The strike bore a massacre. A bustling area in our neighborhood — where people sought necessities or exchanged fleeting smiles — was reduced to rubble. A group of youths, exhausted from more than 420 days of relentless struggle, had gathered to find solace in each other's company. The airstrike ended their lives in an instant, ripping through their bodies and scattering their remains.
Thirty martyrs. Dozens injured. Among them were two women, returning home with loaves of bread for their children. Those loaves, soaked in their blood and padded with their flesh, told a story too cruel to bear. How can a child process such a tragic link between bread and death?
A little girl in a pink dress with long hair was found among the rubble. She was recognized only by her dress, torn and bloodied. I choose to remember her as she was in photographs — an angel, not the broken body we retrieved.
My brothers and neighbors rushed to help, but they could do little beyond collecting scattered remains from the street.
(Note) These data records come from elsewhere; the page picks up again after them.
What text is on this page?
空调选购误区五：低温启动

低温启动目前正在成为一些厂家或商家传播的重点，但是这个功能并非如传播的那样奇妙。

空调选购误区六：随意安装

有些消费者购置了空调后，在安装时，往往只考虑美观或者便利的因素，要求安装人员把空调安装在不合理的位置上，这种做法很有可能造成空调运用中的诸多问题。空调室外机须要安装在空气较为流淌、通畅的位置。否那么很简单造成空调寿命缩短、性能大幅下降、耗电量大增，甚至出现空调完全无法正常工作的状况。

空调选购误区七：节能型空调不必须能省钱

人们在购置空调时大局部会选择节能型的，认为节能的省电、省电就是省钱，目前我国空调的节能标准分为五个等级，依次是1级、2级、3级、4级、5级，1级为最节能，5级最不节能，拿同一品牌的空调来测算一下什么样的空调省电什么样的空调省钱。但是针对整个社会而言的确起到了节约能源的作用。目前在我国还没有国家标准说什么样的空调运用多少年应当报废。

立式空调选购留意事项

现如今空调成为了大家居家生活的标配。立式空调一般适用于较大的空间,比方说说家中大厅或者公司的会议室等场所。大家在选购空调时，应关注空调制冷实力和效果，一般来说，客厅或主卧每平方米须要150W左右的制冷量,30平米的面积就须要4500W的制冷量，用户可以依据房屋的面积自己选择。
Stray cats and dogs gnawed at the flesh of those who once cared for them.
Montaser, who had been at the market minutes before the strike, returned home horrified, his soul scarred forever. Though he survived physically, the memories will haunt him for life.
The shrapnel didn’t just pierce bodies — it tore through displaced families' tents, causing fatal injuries, and punctured water tanks my father had spent his morning filling. In an instant, what little water we had was gone.
By evening, as my nephew Ahmed and I stood in the kitchen, the shattered window and missile-pierced walls framed a red glow that blinded us. The menacing sound of a drone buzzed in the background. I thought it was another strike and crouched, shielding Ahmed as best as I could. But it was only the radiant sunset. Even in moments of beauty, war haunted us.
Later, I juggled my studies, trying to focus. Around 4 p.m., a strange sense of joy seeped into the air — ululations and clapping echoed in the neighborhood. Someone was getting married. My feelings were mixed: I admired my people’s resilience and hope, yet I could not reconcile it with the morning massacre.
By midnight, rain poured heavily. All I could think about was the displaced families in makeshift tents. Their shelters sank into the sand, their belongings strewed by the gusting wind. One neighbor cried, “God, I beg you, stop the rain. We are drowning.”
We invited them into our home, but they refused. “Death is more honorable than this life,” one replied.
It is heartbreaking to be warm while others shiver. To have food while others starve. To survive while others perish. Even though we face the same horrors collectively, I cannot escape the guilt of surviving when others did not.
This is the dichotomy of our lives in Gaza;
We cling to life, but we are killed.
We mourn our dead, but we carry their legacy.
We run, but we are amputated.
We fly, but we are besieged.
Our hearts are shattered by grief, yet we find reasons to celebrate.
We deserve to live fully, love deeply, and be free entirely. But we are suffering.
How can desperation and hope coexist?
That is the story of every day — not just today.